South Korean firm Odin Energy hopes to carve out a new niche with a vertical-axis wind turbine (VAWT) tower designed for urban settings.
The company’s circular tower concept can have up to 12 floors, each containing a central VAWT, allowing for much greater energy production per unit of area than would be possible with a single turbine.
As well as increasing total rated power, the company says the upper floors of its Odin towers can access higher wind speeds and thus deliver up to four times the average electricity production of a ground-mounted turbine.
Test documents seen by GTM show that a prototype tower achieved a 62 percent increase in power efficiency compared to a standalone turbine, based on an average 16.5 percent increase in wind speed.
A video of the prototype Odin tower, built in 2011 on Jeju Island, South Korea and tested by the Korea Testing & Research Institute and the Jeju Energy Corporation between 2015 and 2017, shows that the concept is almost silent in operation, making it suitable for urban environments.
Odin Energy founder and Vice President Soo Yun Song told GTM the company is in talks about building towers in South Korea as part of a move to convert island grids to renewable energy and, separately, as part of a zero-energy building initiative by the Seoul metropolitan government.
The Seoul project would involve adding Odin tower floors onto an existing building, Song said in an interview.
The ability to add Odin tower structures onto existing city rooftops “is one strength that we think we have [in comparison to] other wind technologies,” said Hyokon Zhiang, an Odin Energy adviser, in a video interview.
Elsewhere, the Italian VAWT manufacturer Ropatec, which supplies the 19-kilowatt turbines used in Odin towers, is in discussions with a potential construction-sector customer in Italy. “Ropatec has requests from the Italian market,” confirmed Ropatec’s Carlo Zanella in an email.
Odin Energy estimates the capital cost for a first-of-its-kind 10-story tower would be around $1.4 million, with a levelized cost of energy (LCOE) of around $90 per megawatt-hour.
Although this cost could likely be reduced by building taller towers or through the serial production of tower components, it remains high compared to traditional onshore wind.
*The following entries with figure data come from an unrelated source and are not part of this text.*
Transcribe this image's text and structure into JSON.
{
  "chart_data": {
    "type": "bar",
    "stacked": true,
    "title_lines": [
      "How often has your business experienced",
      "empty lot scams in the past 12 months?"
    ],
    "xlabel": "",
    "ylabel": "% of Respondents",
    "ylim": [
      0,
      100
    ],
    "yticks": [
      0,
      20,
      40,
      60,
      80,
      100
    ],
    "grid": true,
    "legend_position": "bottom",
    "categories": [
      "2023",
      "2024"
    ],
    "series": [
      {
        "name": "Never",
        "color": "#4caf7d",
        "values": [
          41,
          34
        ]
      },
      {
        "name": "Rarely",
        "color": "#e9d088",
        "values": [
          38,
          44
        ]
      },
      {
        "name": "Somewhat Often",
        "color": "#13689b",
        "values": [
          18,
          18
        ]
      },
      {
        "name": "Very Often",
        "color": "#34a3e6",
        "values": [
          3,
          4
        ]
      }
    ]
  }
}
Lazard’s latest LCOE study, published in October, puts onshore wind LCOE values in a range from $26 to $54 per megawatt-hour.
A higher-cost wind power technology for niche applications
However, Odin Energy’s backers — which include founder Song, current CEO Young Mi Back and South Korean brokerage and investment banking firms Shinyoung Securities and Hanyang Securities — do not see the tower concept competing directly with onshore wind.
Instead, said Zhiang, the technology was likely to appeal to urban developers or companies tasked with building island microgrids, both environments where space might be at a premium and the low noise profile of Odin towers could be an asset.
In island settings, Zhiang said, Odin towers would probably compete with diesel generation.
The towers could well be competitive in such environments: The latest Lazard study to include diesel, in 2017, put the LCOE for diesel-based reciprocating engines at between $197 and $281 per megawatt-hour.
In cities and other urban environments, meanwhile, the cost of energy from Odin towers could be offset by commercial profits from alternative applications housed in the ground and lower floors, according to Zhiang.
In a 12-story building, for example, the lowest one or two floors could be used for electric-vehicle charging stations or other commercial or industrial activities.
For all Odin Energy’s promise, Brian Gaylord, principal analyst with Wood Mackenzie for Latin America and Southern Europe, said the company faces challenges in gaining a foothold in the wind market.
“There's a reason that virtually all wind power build is done with three-bladed, upwind, geared drivetrain turbine models,” he said in an email. “It's the most cost-competitive way to produce wind power generation.”
Gaylord claimed numerous quiet VAWT technologies have come out of South Korea over the years, pointing out that “none of them has really ever gained traction.”
Vertical-axis wind turbines and other small-scale wind power technologies have so far failed to gain much market traction against large-scale wind turbines at utility scale or with solar PV at distributed scale. Distributed wind players continue to hope that research and development funding can increase efficiency and drive down costs to allow the technology to compete in certain niche applications, such as microgrids.
But Gaylord noted that claims of greater efficiency “may be true, but that doesn't really matter because the name of the game is the cost of electricity, especially when we talk about distributed generation. I think it’s very much PV's domain.”